Влад вгляделся и увидел невдалеке памирскую тропу, лошадь на тропе и себя в седле той лошади. Справа голубела пропасть с рекою на далеком дне, слева отвесно уходила вверх каменная стена, исчерченная трещинами. Лошадь, потерявшая подкову с задней правой ноги, прижимала уши от страха и ступала сторожко. На коротком спуске она, не споткнувшись, рывком вытянула шею, накренилась и ушла в обрыв. Влад успел выдернуть ноги из стремян и, уже падая, переваливаясь через край тропы, намертво вцепился в искривленный обломок арчи, вгрызшейся корнями в каменистую землю. Лошадь ушла, Влад остался. Он запомнил обрушившуюся на него мертвую тишину, темную синеву неба над головой и время, растянувшееся, как резиновая нить. Потом он ползком выбрался на тропу, поднялся на ноги, и мир вернулся к прежнему состоянию.
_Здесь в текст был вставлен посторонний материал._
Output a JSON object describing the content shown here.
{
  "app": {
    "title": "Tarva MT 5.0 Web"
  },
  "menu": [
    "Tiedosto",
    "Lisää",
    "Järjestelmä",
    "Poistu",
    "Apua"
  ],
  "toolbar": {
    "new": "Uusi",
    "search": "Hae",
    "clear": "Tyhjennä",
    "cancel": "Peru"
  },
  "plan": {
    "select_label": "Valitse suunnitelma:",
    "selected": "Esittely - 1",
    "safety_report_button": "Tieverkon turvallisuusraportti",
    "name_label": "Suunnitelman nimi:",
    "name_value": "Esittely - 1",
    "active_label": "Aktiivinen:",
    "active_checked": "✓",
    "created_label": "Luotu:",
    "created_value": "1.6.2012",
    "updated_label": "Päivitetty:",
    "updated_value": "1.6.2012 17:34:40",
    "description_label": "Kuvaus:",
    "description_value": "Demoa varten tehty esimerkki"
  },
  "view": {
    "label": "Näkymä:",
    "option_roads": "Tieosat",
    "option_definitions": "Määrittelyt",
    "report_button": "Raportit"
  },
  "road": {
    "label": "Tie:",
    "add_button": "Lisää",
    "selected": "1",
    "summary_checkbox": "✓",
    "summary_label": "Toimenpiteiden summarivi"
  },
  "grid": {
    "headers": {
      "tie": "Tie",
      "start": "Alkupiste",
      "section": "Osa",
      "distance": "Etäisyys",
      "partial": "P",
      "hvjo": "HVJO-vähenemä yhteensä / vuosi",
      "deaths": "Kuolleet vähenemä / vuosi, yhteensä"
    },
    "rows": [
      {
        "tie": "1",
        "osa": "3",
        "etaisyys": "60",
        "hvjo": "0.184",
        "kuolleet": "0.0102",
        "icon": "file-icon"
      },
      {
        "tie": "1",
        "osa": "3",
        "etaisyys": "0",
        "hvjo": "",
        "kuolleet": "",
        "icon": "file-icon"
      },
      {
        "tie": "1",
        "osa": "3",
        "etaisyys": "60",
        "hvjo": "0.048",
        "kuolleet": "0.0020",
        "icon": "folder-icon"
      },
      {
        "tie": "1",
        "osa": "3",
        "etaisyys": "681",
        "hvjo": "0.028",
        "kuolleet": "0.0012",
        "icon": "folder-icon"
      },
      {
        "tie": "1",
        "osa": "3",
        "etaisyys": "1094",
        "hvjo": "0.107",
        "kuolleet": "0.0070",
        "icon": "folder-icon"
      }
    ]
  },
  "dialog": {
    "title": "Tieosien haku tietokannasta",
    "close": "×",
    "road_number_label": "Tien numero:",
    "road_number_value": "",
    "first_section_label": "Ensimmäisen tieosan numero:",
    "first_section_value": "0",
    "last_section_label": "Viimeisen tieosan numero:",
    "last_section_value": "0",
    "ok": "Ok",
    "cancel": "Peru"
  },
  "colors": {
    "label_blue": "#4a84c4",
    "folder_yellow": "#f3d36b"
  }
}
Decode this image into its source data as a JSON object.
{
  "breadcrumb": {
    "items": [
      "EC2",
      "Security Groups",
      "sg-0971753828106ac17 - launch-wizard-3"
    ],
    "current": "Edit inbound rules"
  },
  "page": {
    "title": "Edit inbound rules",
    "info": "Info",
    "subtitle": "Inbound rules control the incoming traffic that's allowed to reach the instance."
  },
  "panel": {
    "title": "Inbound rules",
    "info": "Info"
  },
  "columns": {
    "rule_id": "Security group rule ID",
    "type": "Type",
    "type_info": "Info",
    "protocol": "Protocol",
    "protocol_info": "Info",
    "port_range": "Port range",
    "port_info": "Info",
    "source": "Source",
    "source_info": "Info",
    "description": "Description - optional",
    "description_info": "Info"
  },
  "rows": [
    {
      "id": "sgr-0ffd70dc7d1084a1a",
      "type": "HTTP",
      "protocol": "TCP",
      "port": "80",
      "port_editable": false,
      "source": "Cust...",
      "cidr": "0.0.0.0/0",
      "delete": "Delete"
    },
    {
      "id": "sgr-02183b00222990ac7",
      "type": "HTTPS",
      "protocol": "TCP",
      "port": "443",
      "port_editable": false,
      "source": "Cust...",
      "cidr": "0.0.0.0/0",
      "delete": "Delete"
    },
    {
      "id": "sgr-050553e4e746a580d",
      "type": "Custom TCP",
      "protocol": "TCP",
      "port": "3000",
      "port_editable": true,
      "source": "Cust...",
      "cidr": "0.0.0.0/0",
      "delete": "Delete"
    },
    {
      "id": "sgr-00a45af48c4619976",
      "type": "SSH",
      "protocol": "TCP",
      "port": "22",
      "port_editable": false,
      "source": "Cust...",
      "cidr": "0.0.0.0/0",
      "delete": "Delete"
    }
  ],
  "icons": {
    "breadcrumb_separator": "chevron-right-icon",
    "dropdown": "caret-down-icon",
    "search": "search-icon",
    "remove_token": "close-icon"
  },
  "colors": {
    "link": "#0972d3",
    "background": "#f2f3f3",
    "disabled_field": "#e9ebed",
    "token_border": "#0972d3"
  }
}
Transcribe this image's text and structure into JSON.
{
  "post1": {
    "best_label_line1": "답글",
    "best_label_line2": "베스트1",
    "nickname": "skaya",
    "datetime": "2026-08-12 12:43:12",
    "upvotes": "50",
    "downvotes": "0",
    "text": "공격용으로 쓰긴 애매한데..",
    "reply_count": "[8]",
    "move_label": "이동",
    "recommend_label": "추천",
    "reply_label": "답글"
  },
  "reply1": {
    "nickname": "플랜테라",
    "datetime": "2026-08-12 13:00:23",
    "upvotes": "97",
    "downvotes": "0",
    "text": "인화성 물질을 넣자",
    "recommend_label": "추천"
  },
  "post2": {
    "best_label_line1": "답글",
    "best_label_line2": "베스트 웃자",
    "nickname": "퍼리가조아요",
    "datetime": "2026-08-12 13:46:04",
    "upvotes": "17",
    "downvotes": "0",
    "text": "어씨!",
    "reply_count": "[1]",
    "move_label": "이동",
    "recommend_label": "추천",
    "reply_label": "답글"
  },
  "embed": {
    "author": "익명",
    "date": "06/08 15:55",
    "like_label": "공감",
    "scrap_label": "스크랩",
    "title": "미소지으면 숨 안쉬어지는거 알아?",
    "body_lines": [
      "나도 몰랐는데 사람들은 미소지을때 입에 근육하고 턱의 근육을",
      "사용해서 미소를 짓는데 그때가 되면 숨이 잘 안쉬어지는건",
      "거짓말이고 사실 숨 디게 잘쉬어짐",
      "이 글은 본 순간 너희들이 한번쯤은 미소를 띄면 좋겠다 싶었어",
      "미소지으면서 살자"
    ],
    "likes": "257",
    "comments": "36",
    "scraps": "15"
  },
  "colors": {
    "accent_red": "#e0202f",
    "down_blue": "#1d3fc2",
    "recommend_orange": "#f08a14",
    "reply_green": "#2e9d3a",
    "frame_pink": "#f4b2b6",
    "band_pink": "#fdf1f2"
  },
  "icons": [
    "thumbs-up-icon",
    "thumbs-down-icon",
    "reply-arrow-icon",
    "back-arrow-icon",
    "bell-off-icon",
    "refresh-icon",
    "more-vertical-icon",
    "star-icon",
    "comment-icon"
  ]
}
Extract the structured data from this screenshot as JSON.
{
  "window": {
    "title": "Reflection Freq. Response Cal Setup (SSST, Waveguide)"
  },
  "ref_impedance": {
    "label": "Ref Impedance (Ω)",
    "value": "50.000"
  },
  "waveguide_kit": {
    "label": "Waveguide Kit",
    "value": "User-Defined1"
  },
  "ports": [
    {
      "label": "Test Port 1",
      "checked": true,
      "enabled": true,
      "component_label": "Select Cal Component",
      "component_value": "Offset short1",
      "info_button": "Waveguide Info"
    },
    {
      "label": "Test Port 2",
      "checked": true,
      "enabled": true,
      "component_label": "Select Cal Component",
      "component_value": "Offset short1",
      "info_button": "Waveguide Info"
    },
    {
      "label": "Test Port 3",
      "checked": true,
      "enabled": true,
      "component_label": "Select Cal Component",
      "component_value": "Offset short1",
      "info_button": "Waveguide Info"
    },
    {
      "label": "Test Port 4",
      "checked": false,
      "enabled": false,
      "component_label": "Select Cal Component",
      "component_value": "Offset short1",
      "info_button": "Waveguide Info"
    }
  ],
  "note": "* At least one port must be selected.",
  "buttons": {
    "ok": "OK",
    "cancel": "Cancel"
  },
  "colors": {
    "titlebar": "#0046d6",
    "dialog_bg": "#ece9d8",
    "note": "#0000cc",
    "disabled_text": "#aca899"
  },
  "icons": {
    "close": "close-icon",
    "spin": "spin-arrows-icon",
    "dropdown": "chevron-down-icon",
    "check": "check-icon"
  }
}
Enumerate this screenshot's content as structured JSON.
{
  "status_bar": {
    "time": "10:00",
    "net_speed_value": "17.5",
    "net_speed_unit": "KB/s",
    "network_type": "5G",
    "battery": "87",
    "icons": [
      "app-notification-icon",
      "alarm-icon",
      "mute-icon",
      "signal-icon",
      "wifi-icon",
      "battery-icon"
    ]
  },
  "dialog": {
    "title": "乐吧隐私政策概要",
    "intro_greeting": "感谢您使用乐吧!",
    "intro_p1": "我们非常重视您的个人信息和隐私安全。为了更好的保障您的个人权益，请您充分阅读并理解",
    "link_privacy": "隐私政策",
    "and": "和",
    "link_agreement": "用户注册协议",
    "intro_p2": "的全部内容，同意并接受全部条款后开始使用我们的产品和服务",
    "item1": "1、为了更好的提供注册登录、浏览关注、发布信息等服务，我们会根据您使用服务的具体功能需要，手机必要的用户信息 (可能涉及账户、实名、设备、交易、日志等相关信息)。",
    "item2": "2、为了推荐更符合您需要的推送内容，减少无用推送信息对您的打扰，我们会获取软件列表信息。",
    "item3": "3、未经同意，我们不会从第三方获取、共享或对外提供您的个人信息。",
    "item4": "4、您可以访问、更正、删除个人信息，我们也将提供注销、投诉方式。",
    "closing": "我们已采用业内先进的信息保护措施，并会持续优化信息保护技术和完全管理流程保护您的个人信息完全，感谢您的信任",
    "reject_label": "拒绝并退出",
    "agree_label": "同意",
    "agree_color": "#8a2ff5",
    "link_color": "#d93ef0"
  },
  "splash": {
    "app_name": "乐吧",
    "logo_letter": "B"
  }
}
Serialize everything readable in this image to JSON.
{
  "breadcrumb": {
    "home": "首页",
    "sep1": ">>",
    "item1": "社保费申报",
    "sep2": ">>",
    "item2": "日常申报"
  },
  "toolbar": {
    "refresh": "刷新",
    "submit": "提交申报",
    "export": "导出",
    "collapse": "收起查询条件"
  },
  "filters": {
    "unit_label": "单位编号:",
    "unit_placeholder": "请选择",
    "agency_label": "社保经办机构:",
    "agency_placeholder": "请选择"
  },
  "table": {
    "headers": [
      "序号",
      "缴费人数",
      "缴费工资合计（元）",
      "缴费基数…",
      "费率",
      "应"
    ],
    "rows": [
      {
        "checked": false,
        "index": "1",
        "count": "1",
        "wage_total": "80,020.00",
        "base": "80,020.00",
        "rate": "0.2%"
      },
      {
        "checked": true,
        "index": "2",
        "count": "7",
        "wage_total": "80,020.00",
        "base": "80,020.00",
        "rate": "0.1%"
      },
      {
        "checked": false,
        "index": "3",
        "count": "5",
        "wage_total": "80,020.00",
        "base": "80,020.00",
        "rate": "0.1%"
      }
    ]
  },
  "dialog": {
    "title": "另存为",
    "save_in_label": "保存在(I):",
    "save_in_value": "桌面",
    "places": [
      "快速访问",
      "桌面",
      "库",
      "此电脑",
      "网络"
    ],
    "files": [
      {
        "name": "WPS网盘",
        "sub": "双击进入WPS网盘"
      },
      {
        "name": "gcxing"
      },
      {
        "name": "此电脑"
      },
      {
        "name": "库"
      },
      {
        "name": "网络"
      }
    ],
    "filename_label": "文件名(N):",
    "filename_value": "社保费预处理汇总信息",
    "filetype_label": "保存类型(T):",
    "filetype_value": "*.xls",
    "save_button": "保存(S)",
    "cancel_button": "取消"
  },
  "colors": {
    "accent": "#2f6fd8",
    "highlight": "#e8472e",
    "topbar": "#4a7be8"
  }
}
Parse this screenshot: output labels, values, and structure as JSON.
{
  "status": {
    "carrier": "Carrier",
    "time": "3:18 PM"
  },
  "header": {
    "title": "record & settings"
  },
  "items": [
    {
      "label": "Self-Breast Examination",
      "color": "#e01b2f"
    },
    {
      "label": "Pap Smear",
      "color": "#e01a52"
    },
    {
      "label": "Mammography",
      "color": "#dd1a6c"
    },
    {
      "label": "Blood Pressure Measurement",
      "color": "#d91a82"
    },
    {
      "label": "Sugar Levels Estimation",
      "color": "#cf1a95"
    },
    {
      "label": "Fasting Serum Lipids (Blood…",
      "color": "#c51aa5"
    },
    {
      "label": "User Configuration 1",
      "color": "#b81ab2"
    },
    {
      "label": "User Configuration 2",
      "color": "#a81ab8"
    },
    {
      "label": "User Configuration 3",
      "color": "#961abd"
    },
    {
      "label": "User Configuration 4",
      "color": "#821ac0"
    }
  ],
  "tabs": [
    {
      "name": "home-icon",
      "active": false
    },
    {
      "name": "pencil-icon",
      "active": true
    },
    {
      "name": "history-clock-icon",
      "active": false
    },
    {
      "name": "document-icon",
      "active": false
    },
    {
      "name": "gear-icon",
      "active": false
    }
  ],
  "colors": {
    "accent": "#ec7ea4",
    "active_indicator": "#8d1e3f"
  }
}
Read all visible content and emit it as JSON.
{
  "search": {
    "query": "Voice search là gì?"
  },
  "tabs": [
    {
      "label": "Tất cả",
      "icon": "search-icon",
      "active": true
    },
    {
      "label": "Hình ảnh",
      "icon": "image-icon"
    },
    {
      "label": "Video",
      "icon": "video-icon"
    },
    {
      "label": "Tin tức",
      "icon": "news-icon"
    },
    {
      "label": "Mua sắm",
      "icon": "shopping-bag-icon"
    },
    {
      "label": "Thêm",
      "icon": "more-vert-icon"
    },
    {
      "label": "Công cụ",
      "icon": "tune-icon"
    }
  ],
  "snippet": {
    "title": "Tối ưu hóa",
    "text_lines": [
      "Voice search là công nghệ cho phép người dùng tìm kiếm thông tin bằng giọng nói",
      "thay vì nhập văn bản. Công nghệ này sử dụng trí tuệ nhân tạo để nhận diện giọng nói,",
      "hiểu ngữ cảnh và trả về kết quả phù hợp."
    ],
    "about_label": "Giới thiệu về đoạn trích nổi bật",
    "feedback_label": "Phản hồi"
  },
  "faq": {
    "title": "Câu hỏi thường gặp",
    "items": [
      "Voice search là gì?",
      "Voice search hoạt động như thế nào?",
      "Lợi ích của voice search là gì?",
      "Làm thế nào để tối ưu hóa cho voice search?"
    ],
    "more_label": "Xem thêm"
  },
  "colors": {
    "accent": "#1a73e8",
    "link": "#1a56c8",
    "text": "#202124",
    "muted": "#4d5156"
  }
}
Разлепив веки, опухшие от укусов, Влад огляделся. Не было ни тропы, ни арчи над пропастью, а Путник в предрассветной темени казался навершием камня, на котором сидел.
– А это правда, что перед смертью человек видит картины из прошедшей жизни? – спросил Влад.
Путник молчал.
– Так люди говорят… – пояснил Влад.
– Ты занялся не своим делом и ошибся в расчетах, – сказал Путник. – Ночь прошла, светает. Хочешь есть?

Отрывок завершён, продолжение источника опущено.